French and Swedish influences dominated his early cooking: having moved to New York, he became the youngest chef to receive a three-star rating from The New York Times while he was cooking for the Scandinavian restaurant Aquavit in Manhattan in 1995. “I didn’t fully realise my African side until I was 25. That’s when I moved to Harlem and started to eat African-American food on a weekly basis: the sweet potatoes, the rice, the okra,” he says.

Obama, he says, is someone he can relate to. “The priority for him is safety. As a black male I know what that means. Race is this thing that defines many situations — we all think, especially when we’ve lived in urban cities, that we’ve moved on but it’s defining the US and Europe at this very moment.”

The bird is the word: left, Samuelsson with Michelle Obama at the Easter Egg Roll in 2012
Rex

When Samuelsson first picked London as the site for the second Red Rooster, Brexit wasn’t even on the menu. Now it looms large. “People are being left behind,” he says. “Brexit by itself is very sad because it’s going against voting for young people. It’s very rare to have an election where it’s not for the next generation. The world is not going to get less diverse, it’s going to get more so.”

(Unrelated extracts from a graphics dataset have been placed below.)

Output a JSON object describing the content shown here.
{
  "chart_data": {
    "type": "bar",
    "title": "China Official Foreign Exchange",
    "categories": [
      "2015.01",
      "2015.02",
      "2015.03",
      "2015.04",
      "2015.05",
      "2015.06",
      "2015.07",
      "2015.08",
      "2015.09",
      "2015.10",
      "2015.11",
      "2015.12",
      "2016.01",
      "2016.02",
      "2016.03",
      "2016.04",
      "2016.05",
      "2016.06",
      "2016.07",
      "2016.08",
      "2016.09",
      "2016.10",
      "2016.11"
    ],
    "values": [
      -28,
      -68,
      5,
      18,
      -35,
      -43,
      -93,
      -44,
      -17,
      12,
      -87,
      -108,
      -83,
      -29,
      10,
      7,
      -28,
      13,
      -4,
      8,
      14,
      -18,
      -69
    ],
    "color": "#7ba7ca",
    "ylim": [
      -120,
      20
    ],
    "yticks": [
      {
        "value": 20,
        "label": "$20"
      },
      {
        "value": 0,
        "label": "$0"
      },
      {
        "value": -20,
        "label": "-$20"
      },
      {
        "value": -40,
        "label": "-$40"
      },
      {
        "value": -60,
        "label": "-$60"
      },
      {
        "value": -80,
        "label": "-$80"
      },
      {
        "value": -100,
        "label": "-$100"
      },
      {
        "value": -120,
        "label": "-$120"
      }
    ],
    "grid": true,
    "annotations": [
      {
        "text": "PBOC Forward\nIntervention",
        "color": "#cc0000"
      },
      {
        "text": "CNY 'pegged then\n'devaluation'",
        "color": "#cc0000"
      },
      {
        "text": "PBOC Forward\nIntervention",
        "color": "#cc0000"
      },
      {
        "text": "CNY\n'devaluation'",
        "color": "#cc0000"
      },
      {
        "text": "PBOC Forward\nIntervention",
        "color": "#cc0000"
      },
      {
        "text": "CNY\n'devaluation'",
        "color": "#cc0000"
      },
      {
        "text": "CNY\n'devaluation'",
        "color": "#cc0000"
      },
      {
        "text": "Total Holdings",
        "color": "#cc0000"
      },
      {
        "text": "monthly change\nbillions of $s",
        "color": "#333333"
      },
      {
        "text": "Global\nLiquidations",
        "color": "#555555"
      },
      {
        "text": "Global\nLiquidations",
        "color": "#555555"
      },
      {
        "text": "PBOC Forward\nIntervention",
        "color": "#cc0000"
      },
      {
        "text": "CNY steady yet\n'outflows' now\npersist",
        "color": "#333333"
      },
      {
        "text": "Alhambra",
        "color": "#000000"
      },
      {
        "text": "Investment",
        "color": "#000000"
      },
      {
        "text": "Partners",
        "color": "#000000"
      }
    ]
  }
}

Still, he’s excited about his new adventure, which he likens to “going to war” (he’s wearing an appropriate uniform of a khaki jacket and trousers, and a Jimi Hendrix T-shirt). He gets “20 requests a year to open a new Red Rooster” — so why Shoreditch? Like Harlem, it’s a community “in transition; in both places there are storytellers and associations with food”.

He remembers coming to London when he was seven or eight, watching Arsenal at Highbury, going to Borough Market and saving up to go to Marco Pierre White’s Mirabelle in a borrowed suit and a borrowed jacket — he made pocket money fishing in Gothenburg and selling his catch to tourists. “As a teenager you’re looking at Marco — he has long hair and smokes, every chef relates to that, right?”

Samuelsson has a 22-year-old daughter, Zoe, from an earlier relationship, and a 10-month-old son, Zion, with his current wife, Maya Haile. “That smile,” he says of his son. “It doesn’t matter how tired you are, he doesn’t give a s***, he’s just like: ‘Pick me up’.” Maya and his sister helped him reconnect with his birth father while he was in his twenties. “One of the most amazing days of my life was when I got married and my birth father and my adoptive mother met for the first time.”

Samuelsson is in London a lot now, staying at the Ace or Hoxton Hotels or his apartment around the corner from Red Rooster. “You want to smell the area, not just see it from the cab on your way in from Heathrow,” he says. He employs 165 people in Harlem and wants to create a similar “cooking community” here.

Good for the soul: chicken and waffles at Red Rooster

He won’t be rolling out the welcome mat for Donald Trump any time soon, though. “He’s not going to come to us, so it’s OK. I don’t even know what he eats.” I’ve heard he’s a two scoops of ice cream and Diet Coke kind of guy. “Good luck with that. How do you cook for that? You don’t. You opt out.”

Samuelsson often thinks about his remarkable turn of fortune, from a small, red-bricked hut in Ethiopia to going to the White House. But luck is only a part of it. “When you’re an immigrant you don’t take anything for granted — you just go f*** it, let’s show our best, and go.”

Fired up, ready to go? That’s the only way to be in the kitchen.